Un autre enjeu de l’accompagnement est celui de permettre aux parents de trouver leur place, de se sentir légitime et d’appartenir à la MDF. Ce sentiment d’appartenance permet de créer du lien, avec les autres parents, avec les membres de l’équipe, avec les autres administrateurs et permet de combattre le processus de disqualification sociale qui entraîne un repli sur soi, une désintégration familiale, une rupture du lien social. Faire partie d’un conseil d’administration pour des personnes qui vivent des situations de précarité limite le fait que la précarité engendre une perte de confiance en l’autre, en soi et en l’avenir3. En effet, avoir été élu par des pairs qui me font confiance va m’aider à reprendre confiance en moi ; devoir travailler en équipe et prendre des décisions communes, collectives, limite la perte de confiance en l’autre ; et enfin rendre des décisions qui ne vont pas forcément avoir d’effets immédiats, mais vont être visibles sur le moyen ou long terme permet de se projeter de nouveau dans l’avenir.

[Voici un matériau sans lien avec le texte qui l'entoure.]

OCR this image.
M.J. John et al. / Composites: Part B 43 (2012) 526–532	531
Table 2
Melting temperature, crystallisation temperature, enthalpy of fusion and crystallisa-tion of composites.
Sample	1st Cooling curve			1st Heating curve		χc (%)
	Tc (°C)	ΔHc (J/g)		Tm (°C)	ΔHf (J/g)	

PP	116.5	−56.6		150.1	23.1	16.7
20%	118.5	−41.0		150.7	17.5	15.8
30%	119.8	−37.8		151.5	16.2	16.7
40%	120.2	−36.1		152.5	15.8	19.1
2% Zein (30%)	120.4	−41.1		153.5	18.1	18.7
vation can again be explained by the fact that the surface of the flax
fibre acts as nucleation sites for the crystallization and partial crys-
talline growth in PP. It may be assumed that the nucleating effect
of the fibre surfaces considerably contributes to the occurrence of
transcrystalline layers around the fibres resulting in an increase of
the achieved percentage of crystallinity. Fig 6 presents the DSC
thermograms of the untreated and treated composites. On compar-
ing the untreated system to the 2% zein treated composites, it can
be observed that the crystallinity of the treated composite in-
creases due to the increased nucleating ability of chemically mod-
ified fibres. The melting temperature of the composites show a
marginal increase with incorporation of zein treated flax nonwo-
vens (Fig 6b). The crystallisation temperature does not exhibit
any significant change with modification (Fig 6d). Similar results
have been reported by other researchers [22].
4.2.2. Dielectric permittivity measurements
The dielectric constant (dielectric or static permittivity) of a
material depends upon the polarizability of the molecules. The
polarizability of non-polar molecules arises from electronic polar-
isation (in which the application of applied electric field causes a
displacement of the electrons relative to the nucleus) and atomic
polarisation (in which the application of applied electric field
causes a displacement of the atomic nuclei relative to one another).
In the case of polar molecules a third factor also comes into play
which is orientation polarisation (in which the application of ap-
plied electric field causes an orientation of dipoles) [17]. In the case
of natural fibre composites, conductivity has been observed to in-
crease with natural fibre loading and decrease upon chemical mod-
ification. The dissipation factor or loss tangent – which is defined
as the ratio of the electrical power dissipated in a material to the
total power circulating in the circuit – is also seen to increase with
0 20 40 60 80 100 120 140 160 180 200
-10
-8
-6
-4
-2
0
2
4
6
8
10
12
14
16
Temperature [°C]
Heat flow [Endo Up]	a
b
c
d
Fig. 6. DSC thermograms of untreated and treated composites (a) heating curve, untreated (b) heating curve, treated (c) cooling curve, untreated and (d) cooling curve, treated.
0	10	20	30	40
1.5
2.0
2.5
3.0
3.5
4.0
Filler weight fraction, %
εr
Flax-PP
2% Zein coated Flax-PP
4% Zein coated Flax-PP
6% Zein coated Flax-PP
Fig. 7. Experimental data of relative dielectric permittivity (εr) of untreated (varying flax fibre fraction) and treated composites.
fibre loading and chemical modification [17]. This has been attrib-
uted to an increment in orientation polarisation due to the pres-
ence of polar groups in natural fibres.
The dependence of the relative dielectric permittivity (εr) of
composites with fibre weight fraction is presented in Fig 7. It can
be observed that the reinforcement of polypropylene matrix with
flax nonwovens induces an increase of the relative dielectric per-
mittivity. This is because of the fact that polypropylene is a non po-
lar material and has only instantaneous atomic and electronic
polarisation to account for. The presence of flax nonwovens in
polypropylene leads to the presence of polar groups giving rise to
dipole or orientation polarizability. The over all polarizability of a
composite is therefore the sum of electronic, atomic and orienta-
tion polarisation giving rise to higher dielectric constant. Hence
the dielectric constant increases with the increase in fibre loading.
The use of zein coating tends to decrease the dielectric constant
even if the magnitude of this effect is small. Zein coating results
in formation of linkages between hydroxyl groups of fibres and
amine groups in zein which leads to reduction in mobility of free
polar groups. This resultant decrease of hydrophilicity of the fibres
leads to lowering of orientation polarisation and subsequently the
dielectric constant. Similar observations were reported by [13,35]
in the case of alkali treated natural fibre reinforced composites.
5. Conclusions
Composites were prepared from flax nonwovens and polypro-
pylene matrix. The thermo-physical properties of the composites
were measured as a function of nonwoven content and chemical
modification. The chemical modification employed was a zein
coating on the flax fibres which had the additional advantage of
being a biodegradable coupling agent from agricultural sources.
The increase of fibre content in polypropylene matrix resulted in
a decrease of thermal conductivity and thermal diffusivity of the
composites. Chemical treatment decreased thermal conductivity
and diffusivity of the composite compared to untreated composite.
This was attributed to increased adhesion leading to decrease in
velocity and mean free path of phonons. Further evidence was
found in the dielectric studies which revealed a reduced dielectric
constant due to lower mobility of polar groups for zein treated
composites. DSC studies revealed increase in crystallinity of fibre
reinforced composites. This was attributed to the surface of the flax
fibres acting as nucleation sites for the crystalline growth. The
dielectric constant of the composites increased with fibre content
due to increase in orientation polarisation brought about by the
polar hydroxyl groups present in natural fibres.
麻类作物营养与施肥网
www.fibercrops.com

Nous avons vu qu’une des intentions dans les MDF était la prise en compte de la parole de chacun. La participation des parents au sein des CA nécessite d’autant plus de soutenir les parents dans leur prise de parole, afin de leur permettre d’exprimer dans une instance officielle leur opinion, leur avis, leur questionnement.
La prise en compte de l’expertise des parents
Considérer les parents comme des experts de la Maison des Familles, de la fonction de parents, de la précarité, avec leur regard singulier sur la société est une vraie force pour les MDF. Chacun peut sentir au sein des CA que les préoccupations des parents vont au-delà de leurs propres situations et s’attachent à l’intérêt commun. Cela est rendu possible grâce à la prise en compte de sa propre expérience qui, confrontée à l’expérience des autres se transforme en expertise et à la capacité des parents élus de s’extraire au moins le temps du CA de leur situation personnelle pour représenter l’intérêt de l’ensemble des parents et de la structure.
Pour aller encore plus loin, il serait intéressant de considérer les sujets apportés par les parents non pas comme des questions mais comme des révélateurs de leurs savoirs, déjà analysés et avec une proposition de solution. Pour imager cela on peut prendre l’exemple de deux MDF dans lesquelles les parents ont demandé s’il était possible d’embaucher une troisième personne. Cette question est arrivée parce que les parents ont observé que les deux salariés présents avaient moins de disponibilité pour les uns et les autres, que la directrice notamment était moins dans le collectif et donc ils ont supposé que c’est parce que sa charge de travail était trop importante. Et leur question était une proposition de solution.
En conclusion, prendre en compte le savoir issu de l’expérience des parents ne va pas forcément de soi et un pas de côté doit se faire afin d’accepter le savoir de l’autre et renoncer à la prédominance de son propre savoir. Par ailleurs, ne se baser que sur l’expertise des parents issue de leur expérience et des échanges entre pairs est limitant. Il est important de les accompagner aussi dans la reconnaissance du savoir de l’autre, de sa réalité. Pour les uns et les autres il s’agit d’apprendre à réfléchir ensemble, à construire ensemble dans un objectif commun qui est le projet des Maisons des Familles.